KOÇ UNIVERSITY
GRADUATE SCHOOL OF SCIENCES & ENGINEERING
ELECTRICAL AND ELECTRONICS ENGINEERING
MS THESIS DEFENSE BY OGÜN KIRMEMİŞ
Title: Learned Image Restoration and Super-Resolution
Speaker: Ogün Kırmemiş
Time: August 29, 2018, 14:00
Place: ENG B29
Koç University
Rumeli Feneri Yolu
Sariyer, Istanbul
Thesis Committee Members:
Prof. A. Murat Tekalp (Advisor, Koç University)
Assoc. Prof. Engin Erzin (Koç University)

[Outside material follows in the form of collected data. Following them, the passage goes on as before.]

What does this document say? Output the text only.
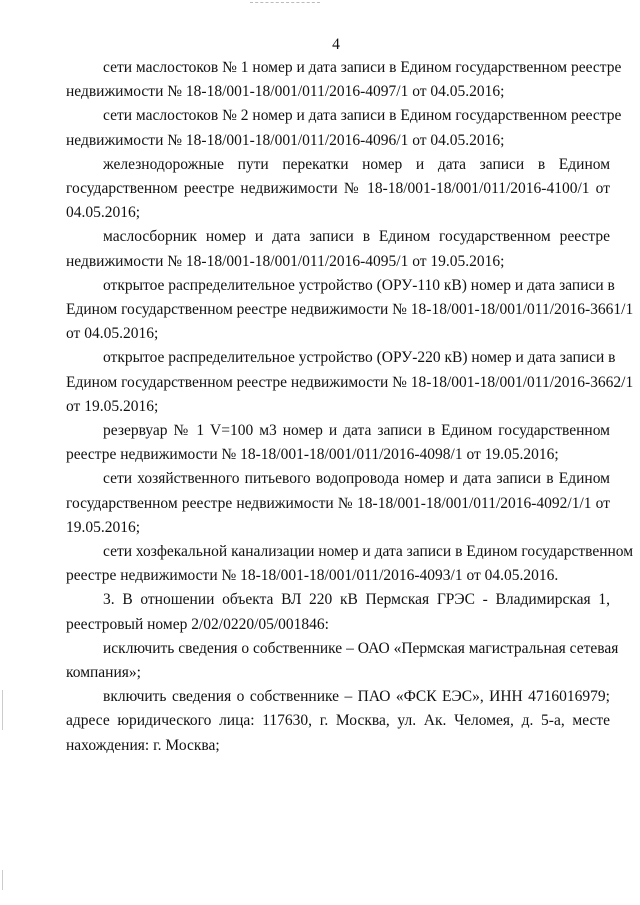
4
сети маслостоков № 1 номер и дата записи в Едином государственном реестре
недвижимости № 18-18/001-18/001/011/2016-4097/1 от 04.05.2016;
сети маслостоков № 2 номер и дата записи в Едином государственном реестре
недвижимости № 18-18/001-18/001/011/2016-4096/1 от 04.05.2016;
железнодорожные пути перекатки номер и дата записи в Едином
государственном реестре недвижимости № 18-18/001-18/001/011/2016-4100/1 от
04.05.2016;
маслосборник номер и дата записи в Едином государственном реестре
недвижимости № 18-18/001-18/001/011/2016-4095/1 от 19.05.2016;
открытое распределительное устройство (ОРУ-110 кВ) номер и дата записи в
Едином государственном реестре недвижимости № 18-18/001-18/001/011/2016-3661/1
от 04.05.2016;
открытое распределительное устройство (ОРУ-220 кВ) номер и дата записи в
Едином государственном реестре недвижимости № 18-18/001-18/001/011/2016-3662/1
от 19.05.2016;
резервуар № 1 V=100 м3 номер и дата записи в Едином государственном
реестре недвижимости № 18-18/001-18/001/011/2016-4098/1 от 19.05.2016;
сети хозяйственного питьевого водопровода номер и дата записи в Едином
государственном реестре недвижимости № 18-18/001-18/001/011/2016-4092/1/1 от
19.05.2016;
сети хозфекальной канализации номер и дата записи в Едином государственном
реестре недвижимости № 18-18/001-18/001/011/2016-4093/1 от 04.05.2016.
3. В отношении объекта ВЛ 220 кВ Пермская ГРЭС - Владимирская 1,
реестровый номер 2/02/0220/05/001846:
исключить сведения о собственнике – ОАО «Пермская магистральная сетевая
компания»;
включить сведения о собственнике – ПАО «ФСК ЕЭС», ИНН 4716016979;
адресе юридического лица: 117630, г. Москва, ул. Ак. Челомея, д. 5-а, месте
нахождения: г. Москва;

Prof. Bilge Günsel (İstanbul Technical University)
Abstract:
It is known that deep learning is having a huge impact on every aspect of signal processing. Everyday a new architectures employing deep learning are proposed substituting human-engineered algorithms and methods. Although it is not easy to analyze a neural network to understand how it operates on inputs by looking at hidden variables, we can still analyze them by looking at how they interact with certain kinds of inputs. In this thesis, we propose two measures to assess the complexity of images so that we can predict the performance of the neural network in the context of image processing. We show that these measures can be used for explaining the behavior of the neural network on test sets. Additionally, we propose a post-processing network which enhances visual quality of BPG compressed images. We show that although we trained the network with single QP, the network is able to enhance images encoded with various QPs.